17:00 23.05.2006 | All news from "Commercial property news and information"

China Seeks to Damp Prices On Real-Estate with Taxes

By Andrew Browne
From

A new crackdown on property speculation signaled by Chinese Premier Wen Jiabao reflects growing concern among China's top officials that surging prices in major cities threaten to create economic overheating and social unrest.

Since authorities took steps to cool Shanghai's real-estate market last year, speculators have piled into other cities, creating new property bubbles. In northeastern Dalian, prices for new property in the first three months of this year jumped 15% from a year earlier, according to the National Development and Reform Commission, the former state planning agency.

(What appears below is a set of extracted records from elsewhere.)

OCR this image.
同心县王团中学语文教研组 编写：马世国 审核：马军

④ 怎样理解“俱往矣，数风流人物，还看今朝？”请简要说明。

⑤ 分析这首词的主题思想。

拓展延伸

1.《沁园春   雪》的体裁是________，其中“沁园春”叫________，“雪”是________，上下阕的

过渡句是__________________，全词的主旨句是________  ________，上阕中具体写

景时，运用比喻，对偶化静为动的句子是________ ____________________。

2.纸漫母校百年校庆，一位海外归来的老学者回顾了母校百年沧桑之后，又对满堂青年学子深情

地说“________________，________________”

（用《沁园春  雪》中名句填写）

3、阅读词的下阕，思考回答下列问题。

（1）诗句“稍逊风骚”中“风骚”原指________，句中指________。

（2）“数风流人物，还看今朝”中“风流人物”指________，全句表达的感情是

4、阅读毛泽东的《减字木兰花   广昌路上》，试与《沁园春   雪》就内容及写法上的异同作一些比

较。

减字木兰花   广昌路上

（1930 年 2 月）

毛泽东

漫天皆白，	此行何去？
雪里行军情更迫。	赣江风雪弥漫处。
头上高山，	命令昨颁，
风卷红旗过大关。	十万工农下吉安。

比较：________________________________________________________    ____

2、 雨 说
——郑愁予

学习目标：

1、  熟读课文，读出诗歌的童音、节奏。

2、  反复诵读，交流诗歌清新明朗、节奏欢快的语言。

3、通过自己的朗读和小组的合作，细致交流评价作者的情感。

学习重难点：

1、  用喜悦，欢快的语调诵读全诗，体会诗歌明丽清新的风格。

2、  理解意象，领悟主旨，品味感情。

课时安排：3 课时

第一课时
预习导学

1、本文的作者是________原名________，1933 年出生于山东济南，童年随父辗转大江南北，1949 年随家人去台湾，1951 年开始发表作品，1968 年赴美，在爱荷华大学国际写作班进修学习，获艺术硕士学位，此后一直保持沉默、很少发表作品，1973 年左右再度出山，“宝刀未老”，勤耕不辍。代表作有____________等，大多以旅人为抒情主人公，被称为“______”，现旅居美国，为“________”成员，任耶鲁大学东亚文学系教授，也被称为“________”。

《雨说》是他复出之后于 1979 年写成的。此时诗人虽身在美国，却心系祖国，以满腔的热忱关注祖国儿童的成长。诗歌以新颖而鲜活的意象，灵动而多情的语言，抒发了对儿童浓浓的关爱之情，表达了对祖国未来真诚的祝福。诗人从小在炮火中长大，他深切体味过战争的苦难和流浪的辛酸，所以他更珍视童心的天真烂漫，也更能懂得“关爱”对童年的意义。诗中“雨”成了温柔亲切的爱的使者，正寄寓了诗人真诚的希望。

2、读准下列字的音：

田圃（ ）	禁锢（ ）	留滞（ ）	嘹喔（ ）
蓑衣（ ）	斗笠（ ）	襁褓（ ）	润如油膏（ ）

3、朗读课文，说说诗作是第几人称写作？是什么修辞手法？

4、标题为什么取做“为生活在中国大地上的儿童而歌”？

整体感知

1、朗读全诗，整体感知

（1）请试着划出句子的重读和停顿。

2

Prices in the southern boomtown of Shenzhen gained 10% in the same period while Beijing prices were up 7% amid euphoria over the 2008 Olympics in the Chinese capital.

And those figures may understate the problem. Other government agencies, using different calculations, put the price increases far higher. In Beijing, for instance, the city statistics bureau reported that prices of property sold off the drawing boards rose 17% in the first two months of the year.

Chinese economists say that owning an apartment is now an unrealistic dream for large numbers of urban residents who are falling further behind as home prices surge. Zhong Wei, an economist at Beijing Normal University, said the price of the average apartment in Beijing is 13 times the annual average salary. He estimated that 70% of the Chinese capital's population can't afford to buy.

"Everybody has a desire to own an apartment," said Mr. Zhong. "But this is not possible."

Property is a big driver of Chinese economic growth, and runaway investment in the sector has contributed to signs of a broader overheating. The economy grew by a red-hot 10.2% in the first quarter of the year from a year earlier. Concern about too-rapid growth prompted the government to raise bank lending rates by 0.27 percentage point last month to discourage borrowing and reduce investment. Officials fear overheating could lead to a sudden economic crash.

Mr. Wen has fired a warning salvo at city governments and the real-estate developers who have become their chief source of funding. After a meeting of the State Council on Wednesday, the Chinese cabinet announced a series of policy measures to rein in prices, according to state media reports.

The announcement included few concrete details but indicated the government would seek to cool prices by levying profit taxes on real estate. These taxes are similar to those that helped deflate the Shanghai market last year by scaring off speculators who "flipped" property -- sometimes just days after buying it. The cabinet also suggested curbs on bank loans to the sector, and it called on local governments to focus new development on smaller and more affordable homes for lower-income families.

The measures took aim at property developers who hoard land and buildings, a practice that creates artificial shortages and drives up prices. At the same time, the cabinet urged local governments to offer more price information. In the absence of transaction data, Chinese buyers often are at the mercy of developers with an interest in inflating prices.

Since the government clamped controls on the runaway property sector last year, the cabinet noted that prices had softened "a little," according to the official Xinhua news agency.

"However, some problems have not been solved including rapid price rises in a few big cities, bad supply structure and messy market rules," Xinhua quoted the cabinet as saying.

Economists are split about whether China faces a risky property bubble. While urban property prices are rising fast, so are incomes. For that reason, some economists argue that even in Shanghai, the most expensive market in China, property is generally affordable.

Still, at the top end of the market, Shanghai remains stunningly expensive. Even the smallest apartment in the building next to Citigroup Inc.'s skyscraper on Shanghai's waterfront costs at least $6 million. The development, Tomson Riviera, boasts all-copper doors and Swarovski crystal lights in its apartments, priced around $13,750 per square meter.

Morgan Stanley economist Andy Xie is one who worries that the real-estate boom is unsustainable. He noted that even according to official figures, property investment in China is extremely high. Real-estate investment last year accounted for 8.6% of China's gross domestic product, he said, and that figure is on track to rise to 9.3% this year. That compares with 4.9% in 2000. The official data also show that the total value of property under construction at the end of last year stood at 5.1 trillion yuan ($637.42 billion), equal to 28% of China's GDP.

And those figures could be grossly understated, Mr. Xie said, noting that property data in China are so unreliable that "whatever you want to believe you can."